И действительно, отец вернулся один. Его вид был ужасен. Никогда, даже в тот вечер, когда он избил Давида, он не излучал такого бешенства. Как будто все его тело горело. От него исходил мрачный, пульсирующий гнет. Он отказался говорить. Он почти не притронулся к еде. Он ни на кого не смотрел. Его взгляд скользил по стенам поверх голов, словно он высматривал трещины под потолком. Только раз он нарушил тишину, и то лишь на короткое время, а голос его был резкий, как карканье.
— Мука? Почему? Два пакета муки? Два? Под полкой? Под пасхальной посудой?
Она уставилась на него, слишком смущенная, слишком потерянная, чтобы ответить.
— А? Они пойдут с тобой в могилу?

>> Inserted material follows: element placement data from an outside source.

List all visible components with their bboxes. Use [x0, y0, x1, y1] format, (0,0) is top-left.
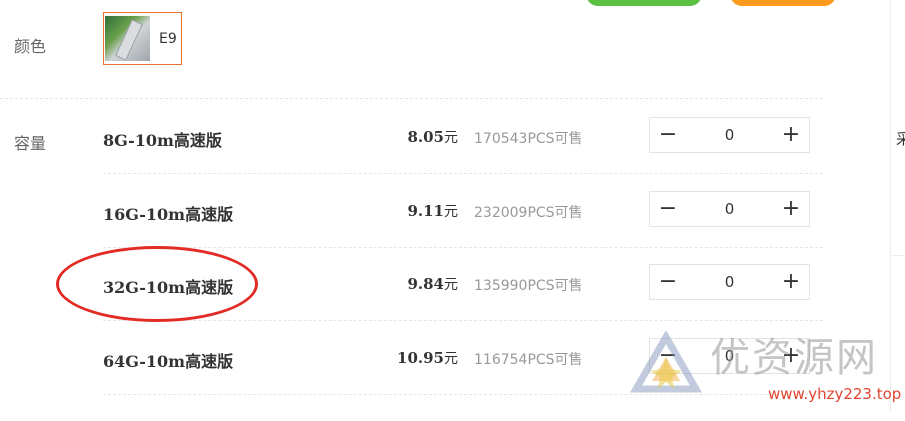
- sku-stock: 116754PCS可售: [474, 352, 583, 368]
- sku-stock: 135990PCS可售: [474, 278, 583, 294]
- right-panel-partial-text: 采: [896, 130, 905, 148]
- top-green-button[interactable]: [586, 0, 702, 6]
- sku-price: 10.95元: [397, 349, 458, 367]
- quantity-input[interactable]: 0: [686, 192, 773, 226]
- sku-price: 9.11元: [407, 202, 458, 220]
- increase-button[interactable]: +: [773, 118, 809, 152]
- increase-button[interactable]: +: [773, 192, 809, 226]
- color-label: 颜色: [14, 37, 47, 56]
- quantity-stepper: − 0 +: [649, 191, 810, 227]
- row-divider: [103, 173, 823, 174]
- increase-button[interactable]: +: [773, 265, 809, 299]
- decrease-button[interactable]: −: [650, 118, 686, 152]
- sku-price: 9.84元: [407, 275, 458, 293]
- watermark-url: www.yhzy223.top: [768, 385, 902, 403]
- quantity-stepper: − 0 +: [649, 264, 810, 300]
- highlight-annotation-oval: [56, 246, 258, 322]
- sku-row: 8G-10m高速版 8.05元 170543PCS可售 − 0 +: [0, 117, 823, 200]
- quantity-stepper: − 0 +: [649, 117, 810, 153]
- sku-name: 8G-10m高速版: [103, 131, 222, 150]
- row-divider: [103, 320, 823, 321]
- sku-price: 8.05元: [407, 128, 458, 146]
- color-option-e9[interactable]: E9: [103, 12, 182, 65]
- decrease-button[interactable]: −: [650, 192, 686, 226]
- watermark-text: 优资源网: [710, 335, 878, 381]
- top-orange-button[interactable]: [730, 0, 836, 6]
- section-divider: [0, 98, 823, 99]
- sku-stock: 232009PCS可售: [474, 205, 583, 221]
- quantity-input[interactable]: 0: [686, 265, 773, 299]
- sku-name: 64G-10m高速版: [103, 352, 234, 371]
- watermark: 优资源网 www.yhzy223.top: [630, 325, 905, 411]
- quantity-input[interactable]: 0: [686, 118, 773, 152]
- sku-stock: 170543PCS可售: [474, 131, 583, 147]
- decrease-button[interactable]: −: [650, 265, 686, 299]
- right-panel-divider: [890, 255, 905, 316]
- sku-name: 16G-10m高速版: [103, 205, 234, 224]
- usb-drive-thumbnail-icon: [105, 16, 150, 61]
- triangle-logo-icon: [630, 331, 702, 393]
- row-divider: [103, 247, 823, 248]
- color-option-label: E9: [159, 31, 177, 47]
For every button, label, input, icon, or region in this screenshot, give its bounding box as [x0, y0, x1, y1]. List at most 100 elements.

Или нам грозит тощий год?
Перед тем, как ответить, она вздрогнула всем телом, точно отбрасывая от себя слои чего-то вязкого, не дающего вздохнуть.
— Мука! — от волнения она говорила высоким, истеричным голосом. — Была распродажа в магазине. На Нев... Невен стрит, — она снова вздрогнула, глотнула, отчаянно силясь успокоиться. — Я думала, раз мы так много ее расходуем, было бы разумно... ох! — она вскочила в ужасе. — Почему я держу ее под пасхальной посудой? Я уберу! Сейчас же!
— Нет! Нет! Оставь! Оставь ее! (Давиду казалось, что свирепые раскаты его голоса будут звучать без конца.) Садись. Мышь до них не доберется.
Она села, ошеломленная.
— Я уберу потом, — произнесла она тупо, — не нужно было оставлять ее там. Я как-то потеряла способность хозяйничать, — и, глубоко вздохнув: — Все время хочется покупать больше, чем нужно, все так дешево. Хочешь, я дам тебе что-нибудь? Копченую семгу? Сметану, густую, как масло. Говорят, они добавляют в нее муку! Маслины?
— У меня раскалывается голова, — его глаза опять блуждали по стенам. — Постарайся поменьше говорить.
— Могу я чем-нибудь помочь? Холодный компресс?
— Нет.
Она прикрыла глаза, покачалась слегка и больше ничего не сказала.
Давид хотел захныкать, но не посмел. Невыносимые минуты сматывались бесконечной нитью с кошмарного веретена...
В среду еще более неприятная перемена произошла с матерью. До сих пор она была нетерпелива с ним, рассеянна, не слышала его вопросов, ее ответы были бессвязны. Теперь она слушала его так сосредоточенно, что он еще больше забеспокоился. Ходил ли он по кухне, стоял или сидел, ее глаза следовали за ним. В них было какое-то лихорадочное напряжение, и он не мог смотреть в них. Она не упрекала его за долгое сидение с бутербродом и за оттягивание момента выхода на улицу. Теперь все было наоборот. Он старался есть быстрее, чтобы скорее уйти гулять, а мать старалась задержать его.